The City of God stands as Augustine's masterwork of theological defense and construction, written over thirteen years in response to accusations that Christianity brought ruin upon Rome. This first volume contains the first ten books of sustained refutation—demolishing pagan claims that traditional worship secured either temporal prosperity or eternal happiness—followed by the beginning of his positive vision in Books Eleven through Thirteen, where he traces the origin of two societal orders to the primordial division among the angels. What emerges is not merely an apology for Christianity but a philosophy of history that subordinate the fate of empires to the hidden providence of the one true God, whose sovereignty extends from creation through the fall to the final judgment.
Whatever philosophers have thought concerning the supreme God—that He is the maker of all things, the light by which truth is known, and the good toward which all action should be directed—Augustine prefers these to all others and acknowledges their nearness to Christian faith. A Christian, even if unacquainted with philosophical writings, knows that the apostle Paul taught how certain philosophers had the invisible things of God manifested to them through creation, yet failed to worship Him rightly, giving divine honors to created things instead. Christians agree with the Platonists concerning the one God, the author of the universe, who is above every body as incorporeal and above every soul as incorruptible—our principle, our light, our good.
Some Christians have wondered at the agreement between Plato’s conceptions of God and the truths of faith. Some have conjectured that Plato heard the prophet Jeremiah during his travels in Egypt or read the Hebrew scriptures. Yet chronological calculation shows that Plato was born about a century after Jeremiah prophesied, and the Septuagint translation was completed after Plato’s death. It remains possible that he learned something of those writings through an interpreter, just as he studied Egyptian thought. What most suggests such influence is the divine name revealed to Moses: “I am who I am.” This identification of God with pure being, unchangeable and eternal, Plato held with special vehemence. Whether he derived this from Hebrew sources or from natural reason, Augustine has chosen the Platonists as the proper partners for disputing the question of natural theology.
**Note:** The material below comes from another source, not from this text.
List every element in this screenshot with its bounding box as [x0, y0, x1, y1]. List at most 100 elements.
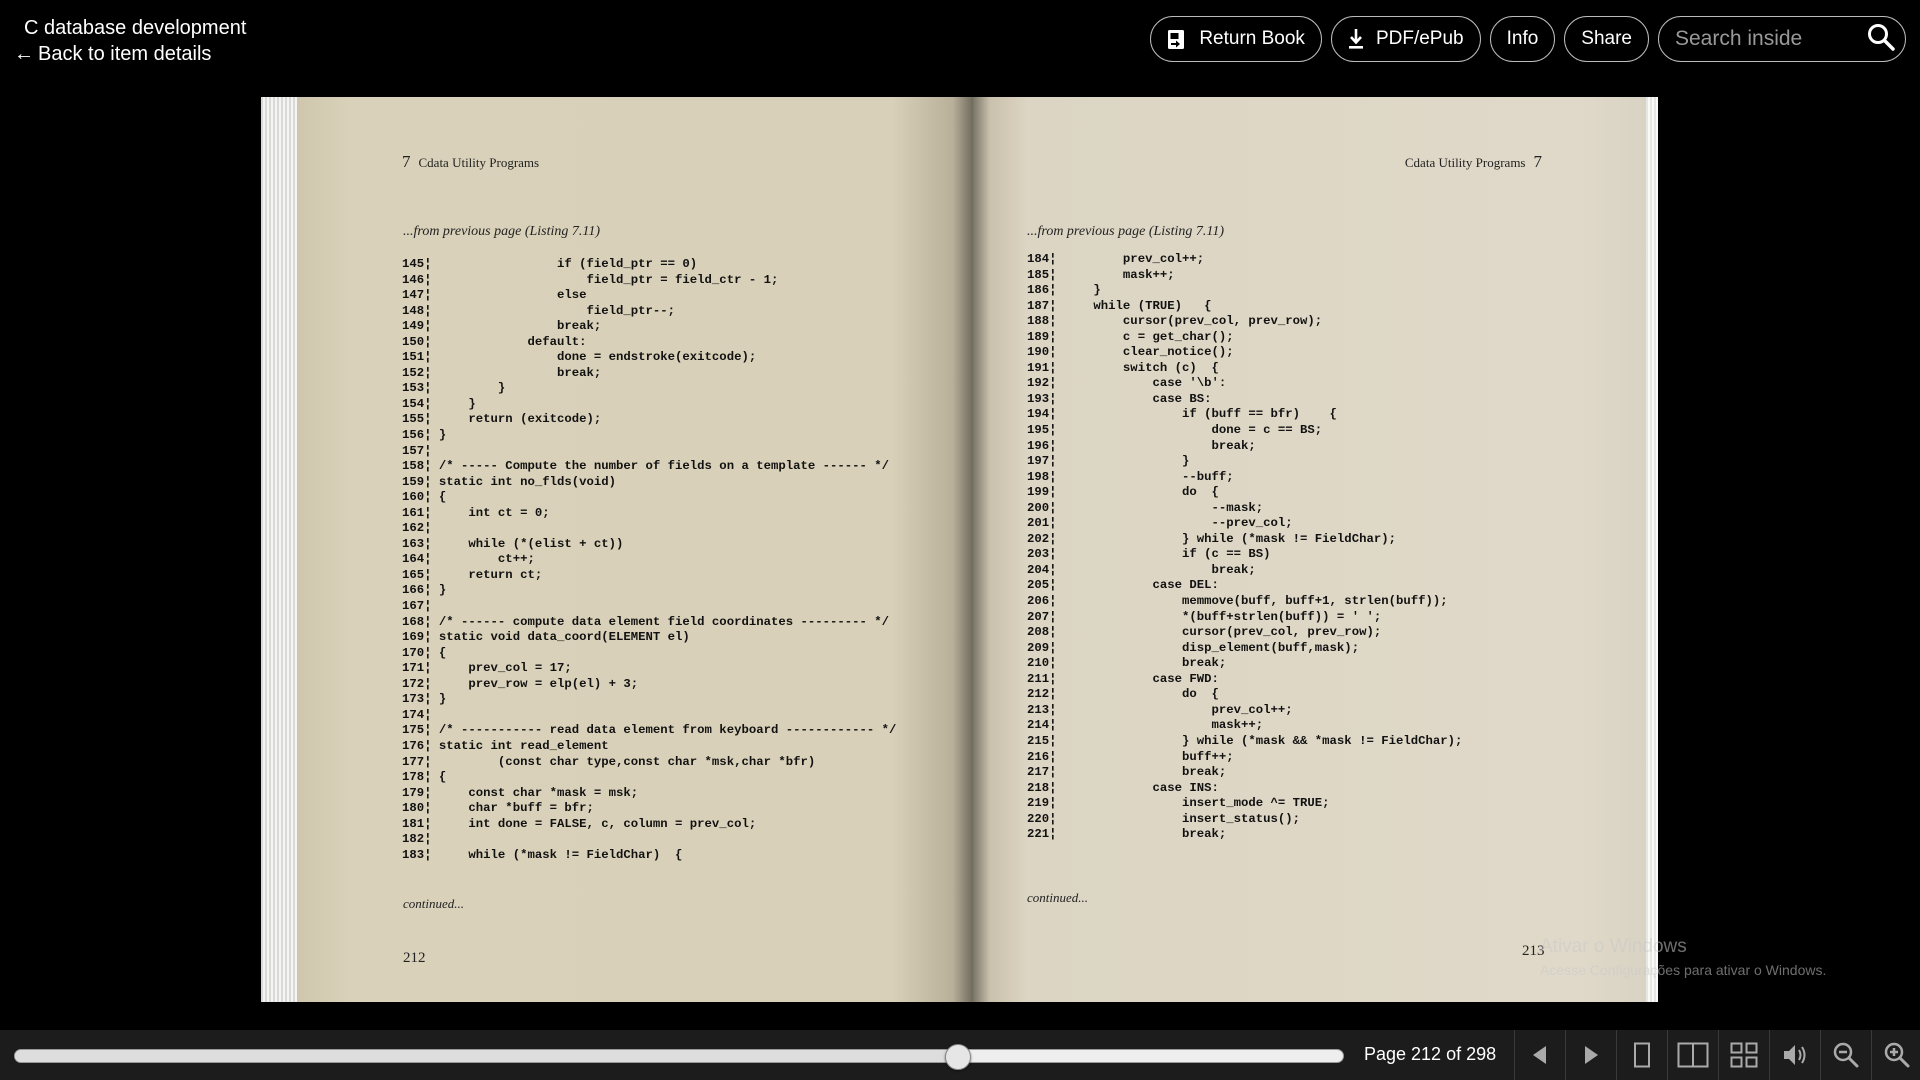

Yet here lies the critical difficulty. The most renowned Platonists—Plotinus, Iamblichus, Porphyry, Apuleius—and Plato himself, all held that sacred rites should be performed in honor of many gods. This is the point Augustine now takes up. He asks: To what sort of gods do they think rites should be performed—to the good or to the bad, or to both? Plato himself affirmed that all the gods are good and that none is evil. It follows that rites are performed to the good, for if they are not good, they are not gods. This demolishes the common notion that evil gods must be propitiated to avert harm while good gods are invoked for assistance. If there are no evil gods, then all rites are directed to the good.